Welcome, dear readers, to Substream’s 31 Days of Halloween. While every holiday captures the hearts and minds of the Substream staff, Halloween holds an especially important place in our hearts. Now that we’ve entered the month of October, it’s time for us to share our love for this holiday with you.
Every single day in October, our collection of spooky staff writers and ghoulish guest contributors will walk you through a horror or Halloween-themed movie they adore. The goal is to both celebrate the titans and icons of the season while also introducing you to new films and scares to fill your autumn nights. Lock your doors, check under your bed, and settle in as you join Substream for our 31 Days of Halloween.
Day 16: Children of the Corn (1984)
The scare factor of horror movies is usually pretty subjective. Some people are terrified of gore, while others are fidgeting uncomfortably due to the building anticipation. Whatever your horror movie scares are, we can all agree on one thing: children in these films are downright creepy. Make the children part of a cult in a Nebraska town with an eerie cornfield, add a bloodthirsty deity that lives in said cornfield, and you’ve got a movie that is sure to scare anyone. Reader, I introduce you to the wonder that is Children of the Corn.
Children of the Corn is a movie adaption of horror master Stephen King’s 1977 short story of the same name. As we know, movie adaptions of books are a hit or miss. Children of the Corn falls somewhere in the middle. It stays true to the general storyline: Vicky (Linda Hamilton) and her boyfriend, Burt (Peter Horton), are on their way to Seattle for Burt’s new job when they run over a boy in remote Gatlin, Nebraska. They realize his throat has been slit and decide to put him in the trunk of their car as they try to find a phone to get help. When they can’t find one, they begin to explore Gatlin. Burt leaves Vicky alone to explore, which turns an already less-than-ideal situation into a nightmare. It turns out that the children are part of a cult that has a pact He Who Walks Behind the Rows, the being in the cornfield.

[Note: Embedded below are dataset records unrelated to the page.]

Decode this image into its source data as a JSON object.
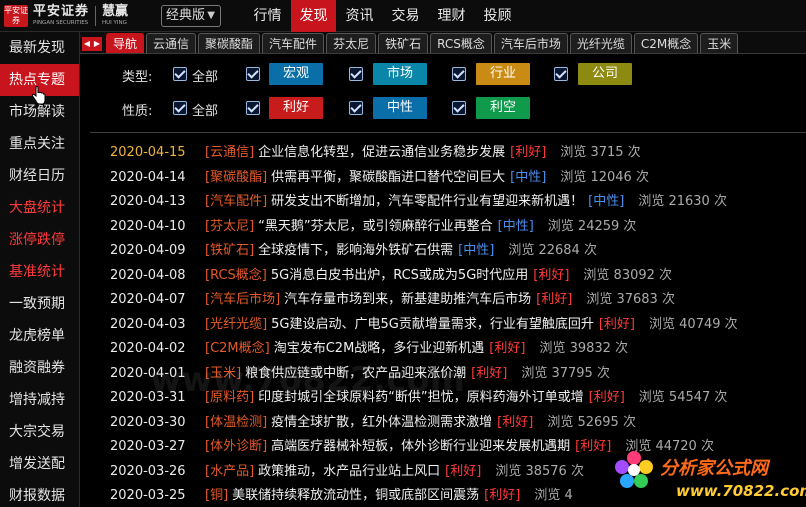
{
  "header": {
    "logo_mark": "平安证券",
    "brand_cn": "平安证券",
    "brand_en": "PINGAN SECURITIES",
    "brand2_cn": "慧赢",
    "brand2_en": "HUI YING",
    "edition": "经典版",
    "nav": [
      "行情",
      "发现",
      "资讯",
      "交易",
      "理财",
      "投顾"
    ],
    "nav_active_index": 1
  },
  "sidebar": {
    "items": [
      {
        "label": "最新发现",
        "style": "normal"
      },
      {
        "label": "热点专题",
        "style": "active"
      },
      {
        "label": "市场解读",
        "style": "normal"
      },
      {
        "label": "重点关注",
        "style": "normal"
      },
      {
        "label": "财经日历",
        "style": "normal"
      },
      {
        "label": "大盘统计",
        "style": "red"
      },
      {
        "label": "涨停跌停",
        "style": "red"
      },
      {
        "label": "基准统计",
        "style": "red"
      },
      {
        "label": "一致预期",
        "style": "normal"
      },
      {
        "label": "龙虎榜单",
        "style": "normal"
      },
      {
        "label": "融资融券",
        "style": "normal"
      },
      {
        "label": "增持减持",
        "style": "normal"
      },
      {
        "label": "大宗交易",
        "style": "normal"
      },
      {
        "label": "增发送配",
        "style": "normal"
      },
      {
        "label": "财报数据",
        "style": "normal"
      }
    ]
  },
  "tabs": {
    "items": [
      "导航",
      "云通信",
      "聚碳酸酯",
      "汽车配件",
      "芬太尼",
      "铁矿石",
      "RCS概念",
      "汽车后市场",
      "光纤光缆",
      "C2M概念",
      "玉米"
    ],
    "active_index": 0
  },
  "filters": {
    "type_label": "类型:",
    "type_all": "全部",
    "type_buttons": [
      {
        "label": "宏观",
        "color": "#0a6ea8"
      },
      {
        "label": "市场",
        "color": "#0a86a8"
      },
      {
        "label": "行业",
        "color": "#c98b14"
      },
      {
        "label": "公司",
        "color": "#8c8a10"
      }
    ],
    "nature_label": "性质:",
    "nature_all": "全部",
    "nature_buttons": [
      {
        "label": "利好",
        "color": "#c81c1c"
      },
      {
        "label": "中性",
        "color": "#0a6ea8"
      },
      {
        "label": "利空",
        "color": "#0f9a4c"
      }
    ]
  },
  "news": [
    {
      "date": "2020-04-15",
      "tag": "[云通信]",
      "title": "企业信息化转型，促进云通信业务稳步发展",
      "sentiment": "[利好]",
      "sentiment_type": "good",
      "views": "浏览 3715 次"
    },
    {
      "date": "2020-04-14",
      "tag": "[聚碳酸酯]",
      "title": "供需再平衡，聚碳酸酯进口替代空间巨大",
      "sentiment": "[中性]",
      "sentiment_type": "mid",
      "views": "浏览 12046 次"
    },
    {
      "date": "2020-04-13",
      "tag": "[汽车配件]",
      "title": "研发支出不断增加，汽车零配件行业有望迎来新机遇！",
      "sentiment": "[中性]",
      "sentiment_type": "mid",
      "views": "浏览 21630 次"
    },
    {
      "date": "2020-04-10",
      "tag": "[芬太尼]",
      "title": "“黑天鹅”芬太尼，或引领麻醉行业再整合",
      "sentiment": "[中性]",
      "sentiment_type": "mid",
      "views": "浏览 24259 次"
    },
    {
      "date": "2020-04-09",
      "tag": "[铁矿石]",
      "title": "全球疫情下，影响海外铁矿石供需",
      "sentiment": "[中性]",
      "sentiment_type": "mid",
      "views": "浏览 22684 次"
    },
    {
      "date": "2020-04-08",
      "tag": "[RCS概念]",
      "title": "5G消息白皮书出炉，RCS或成为5G时代应用",
      "sentiment": "[利好]",
      "sentiment_type": "good",
      "views": "浏览 83092 次"
    },
    {
      "date": "2020-04-07",
      "tag": "[汽车后市场]",
      "title": "汽车存量市场到来，新基建助推汽车后市场",
      "sentiment": "[利好]",
      "sentiment_type": "good",
      "views": "浏览 37683 次"
    },
    {
      "date": "2020-04-03",
      "tag": "[光纤光缆]",
      "title": "5G建设启动、广电5G贡献增量需求，行业有望触底回升",
      "sentiment": "[利好]",
      "sentiment_type": "good",
      "views": "浏览 40749 次"
    },
    {
      "date": "2020-04-02",
      "tag": "[C2M概念]",
      "title": "淘宝发布C2M战略，多行业迎新机遇",
      "sentiment": "[利好]",
      "sentiment_type": "good",
      "views": "浏览 39832 次"
    },
    {
      "date": "2020-04-01",
      "tag": "[玉米]",
      "title": "粮食供应链或中断，农产品迎来涨价潮",
      "sentiment": "[利好]",
      "sentiment_type": "good",
      "views": "浏览 37795 次"
    },
    {
      "date": "2020-03-31",
      "tag": "[原料药]",
      "title": "印度封城引全球原料药“断供”担忧，原料药海外订单或增",
      "sentiment": "[利好]",
      "sentiment_type": "good",
      "views": "浏览 54547 次"
    },
    {
      "date": "2020-03-30",
      "tag": "[体温检测]",
      "title": "疫情全球扩散，红外体温检测需求激增",
      "sentiment": "[利好]",
      "sentiment_type": "good",
      "views": "浏览 52695 次"
    },
    {
      "date": "2020-03-27",
      "tag": "[体外诊断]",
      "title": "高端医疗器械补短板，体外诊断行业迎来发展机遇期",
      "sentiment": "[利好]",
      "sentiment_type": "good",
      "views": "浏览 44720 次"
    },
    {
      "date": "2020-03-26",
      "tag": "[水产品]",
      "title": "政策推动，水产品行业站上风口",
      "sentiment": "[利好]",
      "sentiment_type": "good",
      "views": "浏览 38576 次"
    },
    {
      "date": "2020-03-25",
      "tag": "[铜]",
      "title": "美联储持续释放流动性，铜或底部区间震荡",
      "sentiment": "[利好]",
      "sentiment_type": "good",
      "views": "浏览 4"
    }
  ],
  "watermark": {
    "title": "分析家公式网",
    "url": "www.70822.com"
  },
  "colors": {
    "accent_red": "#c8141c",
    "date_first": "#f0b43c",
    "tag": "#e45a2a",
    "good": "#ff3a3a",
    "neutral": "#4a8ff0"
  }
}
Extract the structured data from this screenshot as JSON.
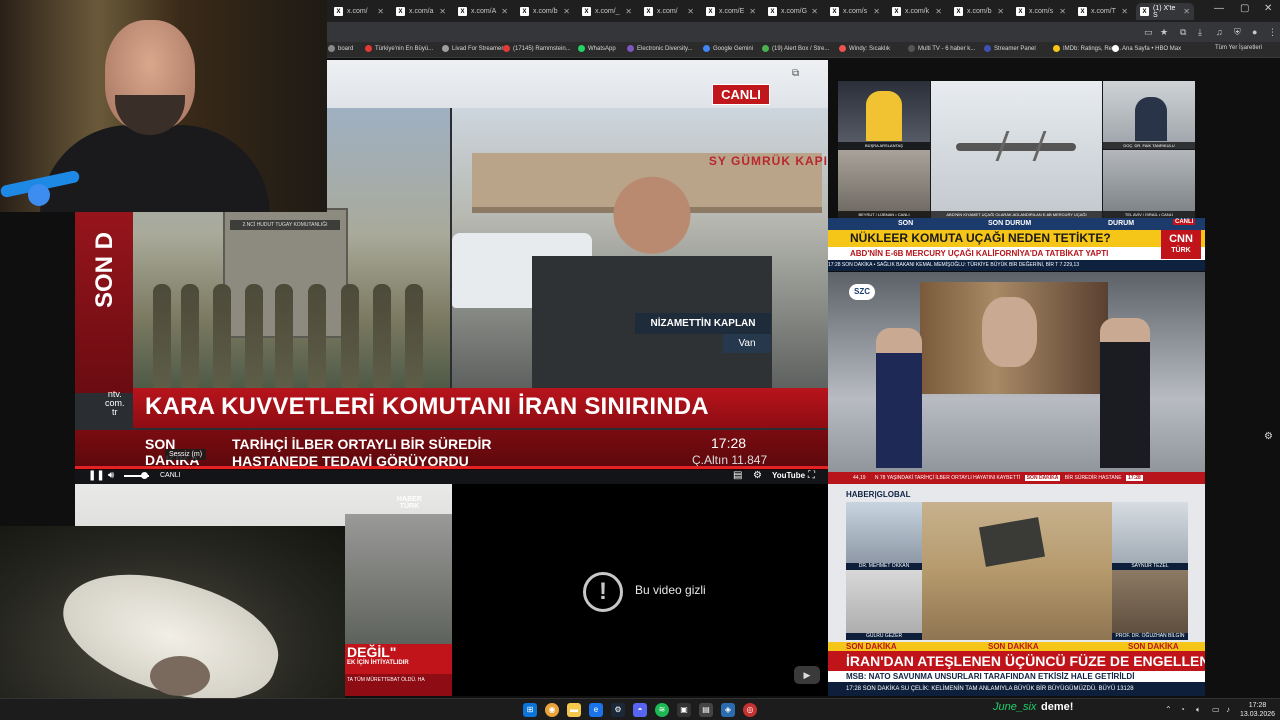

As I said before, children in horror movies tend to be extremely unsettling, and these kids are no exception. Isaac (John Franklin) is the cult leader and Malachai (Courtney Gains) is his bloodthirsty subordinate. The children in the cult all speak in a strange Biblical-country hybrid dialect, which is both annoying and frightening.
The movie’s plot and progression are overall pretty engaging and impressive. However, the special effects leave a lot to be desired. Granted, the movie was made in 1984 with an incredibly tight budget and special effects technology is nowhere near as advanced as it is today. Additionally, some of the scenes are a little rough around the edges, especially as the movie comes to a close. It does stay fairly true to the original storyline with the exception of the additions of some characters.
Regardless, Children of the Corn is a genuinely creepy, solid adaption of Stephen King’s story. It does stay fairly true to the original storyline with the exception of the additions of some characters, and the scare factor is certainly there. If you can look past the underwhelming special effects, you’ve got a great movie guaranteed to terrify you for 90 minutes.